Bientôt, attirées par la réclame de nos outardes domestiques, deux sauvagesses, comme les nommait mon canotier, quittèrent le camp et s’avancèrent en nageant ; mon coup de fusil blessa mortellement le jars. Gaspé se plongea dans l’onde glacée, repêcha et nous rapporta fièrement cette belle pièce.

Évidement le temps était trop beau, beaucoup plus favorable à la confection du sucre d’érable en avril qu’à la chasse à cette saison.

Nous dînâmes, sur l’île, à l’endroit connu comme la butte à Chatigny : puis, prenant avantage de la marée montante et du vent, la Blanche Diane, tira sa bordée, d’abord vers le Cap Tourmente ; et virant de bord, elle cingla pour la côte sud, vers l’anse-à-Giles ; nous laissâmes échouer la chaloupe et nous trouvâmes, chez l’hôtelier, Simon Talbot, un repas et un gite fort satisfaisant pour la nuit.
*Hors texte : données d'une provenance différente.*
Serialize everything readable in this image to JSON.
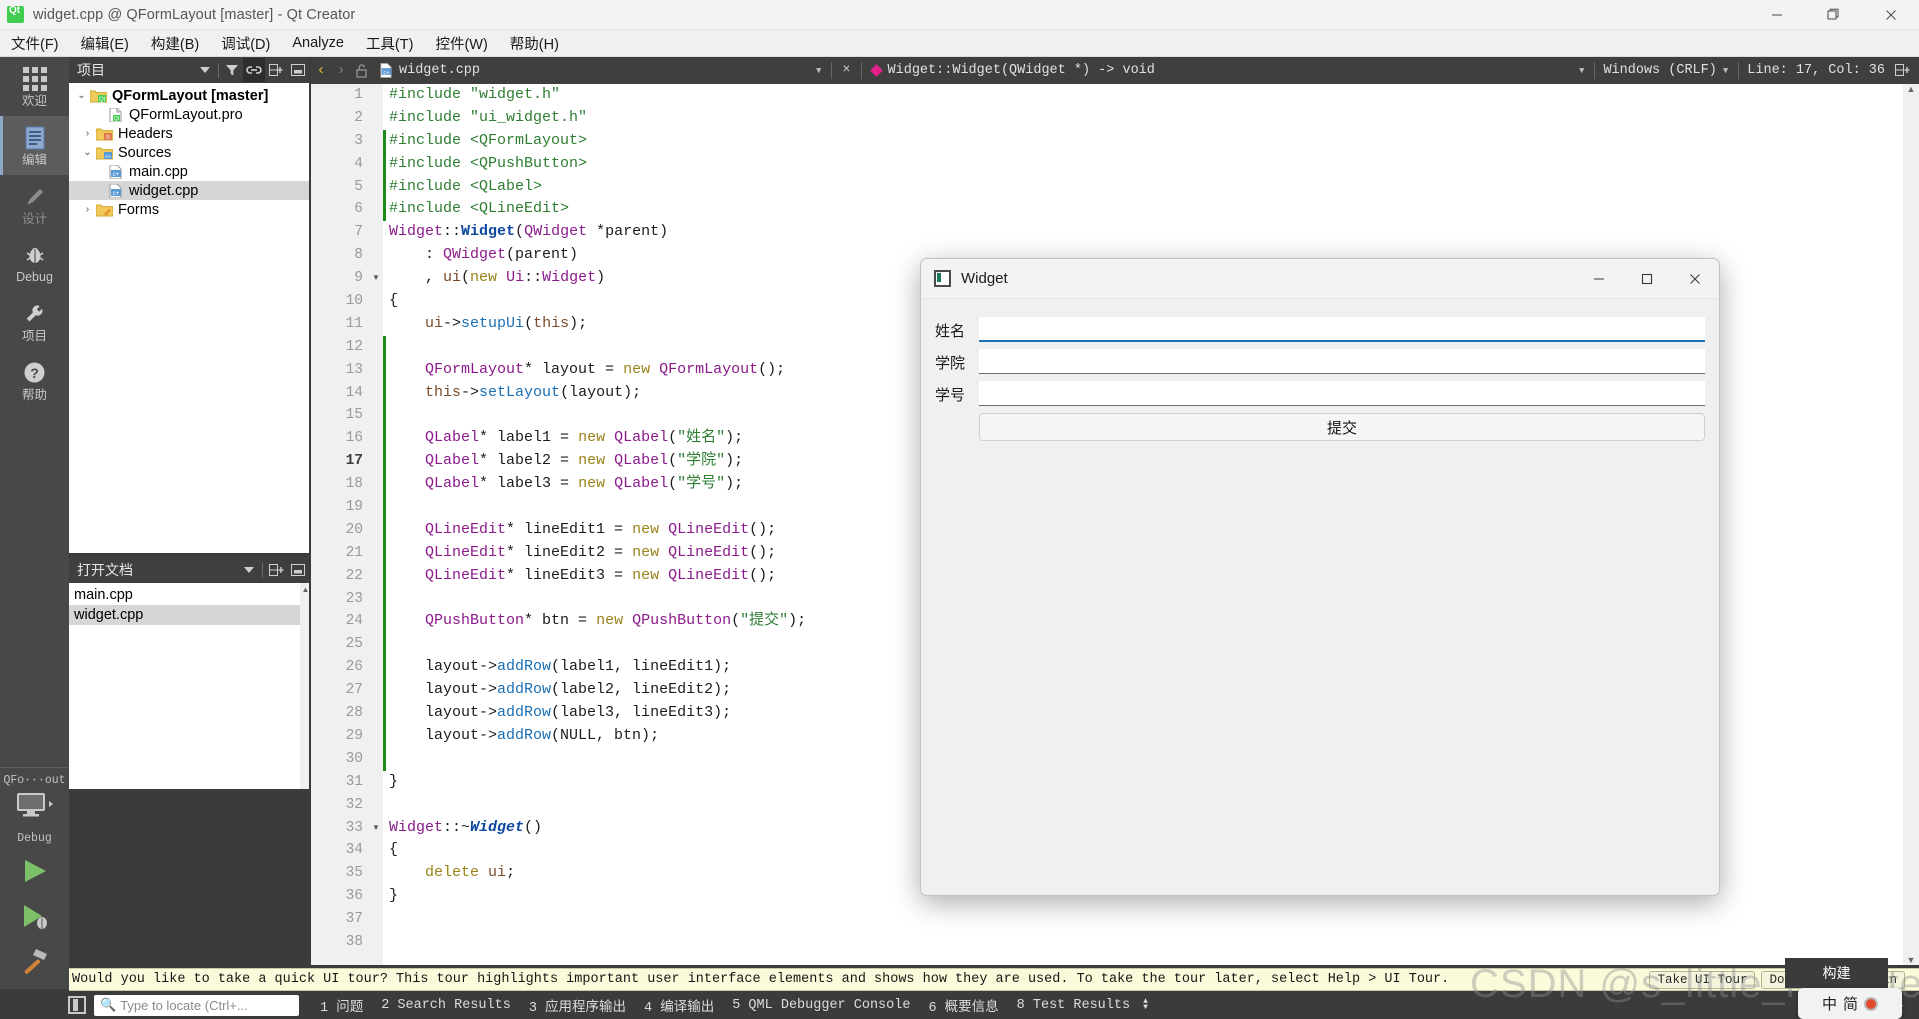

Le lendemain matin, nous nous laissâmes dériver dans une brume, d’abord faible, plus tard fort épaisse, jusque vis-à-vis du petit cap ou promontoire, du cap St-Ignace. Là, la brume croissante faillit me jouer un mauvais tour ; en m’établissant avec mes plans sur la grève, je remarquai d’autres chasseurs qui guettaient aussi le passage des outardes.

J’attendais, qu’une volée d’outardes qui était allé aux vivres sur cette grève vaste et vaseuse, se replia vers le rivage ; je me blottis à terre dans cette espèce de demi-jour que la brume engendrait, lorsque tout à coup à la suite d’une décharge d’arme-à-feu, j’entendis le plomb qui crépitait sur la vase tout autour de moi. Je m’aperçus que j’étais devenu un point de mire pour les autres chasseurs qui entendant la réclame de mes plans, nous avaient pris pour une volée d’outardes.

Bientôt nous fûmes salués d’une seconde décharge, la situation devenait scabreuse : je grimpai de suite sur une banquise échouée et garnie des ajoncs du lac St-Pierre ; j’agita mon arme, je criai comme un possédé. Finalement une idée lumineuse me vint ; je tirai un coup de fusil pour prouver à ces malotrus, que je n’étais pas une outarde. Voilà, mon jeune ami, un des mauvais pas où ma présence d’esprit, vint à ma rescousse, pendant ma récente partie de chasse.

Il y a bien d’autres modes pour capturer les outardes qu’avec les plans domestiques ; ainsi, à l’Île du Prince Édouard, à l’entrée du golfe, on trompe l’œil de la volatile, au moyen de canots d’un faible tirant d’eau, dont on recouvre les bords d’herbes ou de branches vertes.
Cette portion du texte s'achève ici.